Willem van de Velde, the Younger, was the leading marine painter of Dutch origin of his time. Although his date of birth is unknown, he was baptized in Leiden in December 1633. His passion for marinescapes was influenced by his father and first mentor, Willem van de Velde, the Elder. He was also under the teachings of Simon de Vlieger in Amsterdam, another artist of marine subjects.
The artist married his first wife, Petronella le Maire of Weesp, in March 1652, but the couple remained together for little over a year, and by June 1653, they were initiating the separation process. About three years later, Velde married Magdalena Walravens, his second wife, which he would have six children with - three of them would continue in their fathers’ footsteps and also became painters: Willem, Cornelis, and Peter.
The artist moved to England by 1674, where his paintings caught the attention of none other than King Charles II, who became his main patron.

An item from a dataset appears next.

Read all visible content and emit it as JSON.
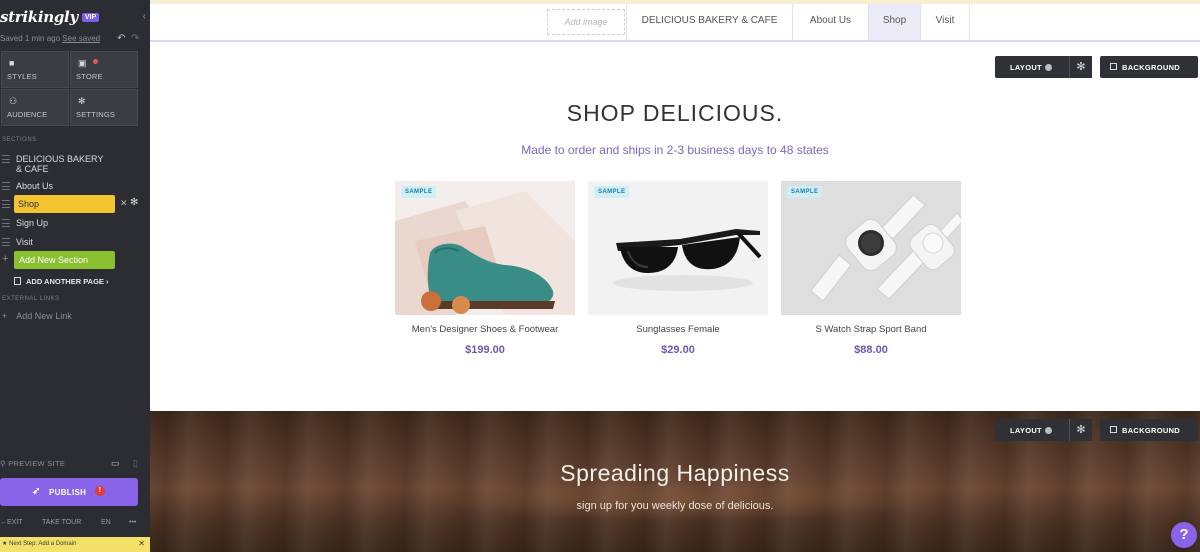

Velde and his father worked side by side yet again, creating beautiful seascapes for the King, where he would produce paintings using Velde, the Elder’s drawings.
The same year Velde was employed by King Charles II, he and his father began an art studio at Greenwich. The studio was at the Queen’s property, and Velde, the Younger, continued to work there after his father passed away in 1693. He worked alongside other artists like Isaac Sailmaker, Peter Monamy, Jacob Knyff, and his two sons, Cornelis and Willem.
Willem van de Velde, the Younger, became famous for his breathtaking portrayals of seascapes with beautiful renderings of ships, mostly depicting the Dutch coast. His sensitive view of the sea made him one of the most influential and beloved marine painter of his time.